Custom relationship types: define them like custom entity types.

Multilingual graph

Entities resolve across languages. “Jan Novák”, “Jano Novák”, and “Yan Novak” map to the same node. The graph is language-agnostic — facts about an entity from a Czech document are queryable from an English query, and vice versa.

Provenance

Every node and edge in the graph carries provenance: which document, which passage, which timestamp. When an agent claims “Smith employed by Acme”, you can click through to the exact sentence in the exact document where that’s asserted. If the source document changes, the graph updates accordingly.

Versioning & time

The graph is time-aware. Facts have validity ranges:

  • “Smith employed by Acme [2020 – 2023]”
  • “Smith employed by Globex [2023 – present]”

Queries can filter by time: “who worked at Acme in 2022?” returns the graph at that point in time.

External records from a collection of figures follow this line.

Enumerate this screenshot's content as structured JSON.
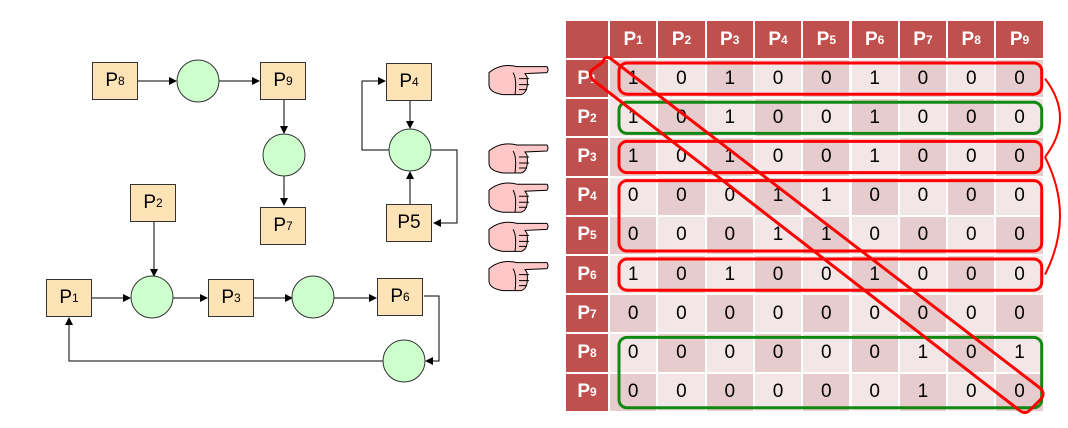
{
  "graph": {
    "processes": [
      {
        "id": "p1",
        "base": "P",
        "sub": "1"
      },
      {
        "id": "p2",
        "base": "P",
        "sub": "2"
      },
      {
        "id": "p3",
        "base": "P",
        "sub": "3"
      },
      {
        "id": "p4",
        "base": "P",
        "sub": "4"
      },
      {
        "id": "p5",
        "base": "P5",
        "sub": ""
      },
      {
        "id": "p6",
        "base": "P",
        "sub": "6"
      },
      {
        "id": "p7",
        "base": "P",
        "sub": "7"
      },
      {
        "id": "p8",
        "base": "P",
        "sub": "8"
      },
      {
        "id": "p9",
        "base": "P",
        "sub": "9"
      }
    ],
    "edges": [
      [
        "P8",
        "R"
      ],
      [
        "R",
        "P9"
      ],
      [
        "P9",
        "R"
      ],
      [
        "R",
        "P7"
      ],
      [
        "P4",
        "R"
      ],
      [
        "R",
        "P4"
      ],
      [
        "R",
        "P5"
      ],
      [
        "P5",
        "R"
      ],
      [
        "P2",
        "R"
      ],
      [
        "P1",
        "R"
      ],
      [
        "R",
        "P3"
      ],
      [
        "P3",
        "R"
      ],
      [
        "R",
        "P6"
      ],
      [
        "P6",
        "R"
      ],
      [
        "R",
        "P1"
      ]
    ],
    "colors": {
      "process": "#fde3b5",
      "resource": "#ccffcc"
    }
  },
  "matrix": {
    "labels": [
      "1",
      "2",
      "3",
      "4",
      "5",
      "6",
      "7",
      "8",
      "9"
    ],
    "prefix": "P",
    "rows": [
      [
        1,
        0,
        1,
        0,
        0,
        1,
        0,
        0,
        0
      ],
      [
        1,
        0,
        1,
        0,
        0,
        1,
        0,
        0,
        0
      ],
      [
        1,
        0,
        1,
        0,
        0,
        1,
        0,
        0,
        0
      ],
      [
        0,
        0,
        0,
        1,
        1,
        0,
        0,
        0,
        0
      ],
      [
        0,
        0,
        0,
        1,
        1,
        0,
        0,
        0,
        0
      ],
      [
        1,
        0,
        1,
        0,
        0,
        1,
        0,
        0,
        0
      ],
      [
        0,
        0,
        0,
        0,
        0,
        0,
        0,
        0,
        0
      ],
      [
        0,
        0,
        0,
        0,
        0,
        0,
        1,
        0,
        1
      ],
      [
        0,
        0,
        0,
        0,
        0,
        0,
        1,
        0,
        0
      ]
    ],
    "pointed_rows": [
      1,
      3,
      4,
      5,
      6
    ],
    "red_groups": [
      [
        1,
        1
      ],
      [
        3,
        3
      ],
      [
        4,
        5
      ],
      [
        6,
        6
      ]
    ],
    "green_groups": [
      [
        2,
        2
      ],
      [
        8,
        9
      ]
    ],
    "colors": {
      "header": "#c0504d",
      "cell_dark": "#e6cccd",
      "cell_light": "#f2e6e6",
      "red": "#ff0000",
      "green": "#118811",
      "hand": "#ffc8c8"
    }
  }
}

Useful for due diligence, litigation prep, historical analysis.

Querying the graph

Three layers of access:

  • Search UI — natural language, results enriched with graph context
  • Agents — agents can call graph queries as a tool
  • Direct query — for power users, a graph query language is exposed

Performance

The DSM graph is built incrementally as documents are ingested. New documents propagate to the graph within minutes. Queries against the graph return in milliseconds for typical workloads (graphs up to a few hundred million nodes).

Storage

The DSM graph is managed alongside StellarBase’s standard data plane. Backup, replication, and recovery follow the same policies as the rest of the platform. See Deployment.